Never one to lack confidence, it has not been the easiest of seasons for Jairus Lyles. The DeMatha junior has seen his spot in the starting lineup and minutes in the rotation vary as Coach Mike Jones seeks ways to motivate the shooting guard with plenty of potential.
“Jairus is too talented for any coach that coaches him to allow him . . . to not be focused,” Jones said. “Sometimes not starting or not playing as much is the way you do that. It’s worked to various levels of success.”
In recent weeks, though, Lyles had worked his way out of Jones’s doghouse and back into the starting lineup. On Friday night, he banked in a halfcourt shot at the halftime buzzer and then played a key role after floor leader James Robinson was ejected as the third-ranked Stags pulled away for a surprisingly lopsided 76-47 victory over second-ranked Gonzaga before a capacity crowd of 1,800 in Hyattsville.
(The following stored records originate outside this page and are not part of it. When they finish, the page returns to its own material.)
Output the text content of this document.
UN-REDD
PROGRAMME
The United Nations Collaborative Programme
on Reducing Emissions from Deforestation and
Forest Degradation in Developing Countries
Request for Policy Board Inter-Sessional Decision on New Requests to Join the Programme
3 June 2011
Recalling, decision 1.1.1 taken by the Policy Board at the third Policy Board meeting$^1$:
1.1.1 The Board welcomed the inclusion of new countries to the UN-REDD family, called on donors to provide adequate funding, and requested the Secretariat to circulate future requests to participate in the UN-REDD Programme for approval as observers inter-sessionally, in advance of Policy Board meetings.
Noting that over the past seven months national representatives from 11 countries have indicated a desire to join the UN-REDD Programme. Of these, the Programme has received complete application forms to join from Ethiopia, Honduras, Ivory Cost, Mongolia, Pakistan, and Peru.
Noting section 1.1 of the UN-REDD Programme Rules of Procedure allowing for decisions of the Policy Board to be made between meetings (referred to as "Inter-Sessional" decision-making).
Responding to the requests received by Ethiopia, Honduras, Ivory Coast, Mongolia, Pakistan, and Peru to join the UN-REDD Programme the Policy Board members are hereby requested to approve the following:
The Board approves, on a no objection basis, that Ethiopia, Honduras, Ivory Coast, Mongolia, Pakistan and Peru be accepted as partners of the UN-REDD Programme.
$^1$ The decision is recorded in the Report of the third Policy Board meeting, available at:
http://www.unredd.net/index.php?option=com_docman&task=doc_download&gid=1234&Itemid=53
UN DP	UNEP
Syracuse recruit Jerami Grant led DeMatha with 19 points and junior center BeeJay Anya added 15 points and 11 rebounds as DeMatha won its fifth in a row. The Stags (23-3, 13-2 Washington Catholic Athletic Conference) had lost the teams’ first meeting, 76-74.
The key to the victory Friday was Lyles, who is emerging as a potential top college prospect. He has the ability to score in bunches and does not hesitate to look for his own shot. When Robinson, a Pittsburgh recruit, was called for his second technical foul of the game midway through the third quarter, the spotlight was squarely on Lyles to move to point guard.
“Jairus Lyles stepped up,” Jones said. “He’s going to be the point guard next year, so it was an early audition for him, so to speak. Show people he can play on and off the ball.”
So far, Jones said, Oklahoma State is the only school to offer Lyles a scholarship. Virginia Tech, Penn State, Wake Forest, Seton Hall and VCU also are recruiting him.
“The rest of them, I don’t know what they’re waiting on,” Jones said. “Maybe this will help.”
The game was electric early, tied at 17 after one quarter. DeMatha led 30-27 and was inbounding the ball under its own basket with 1.9 seconds when Lyles took a pass, dribbled and let fly from the left side of the court.
“I make that all the time in practice,” Lyles said, adding that he makes two of every five he takes in practice. “I might even make two in a row.”
With momentum heading into the locker room, DeMatha started the second half with a 14-0 run.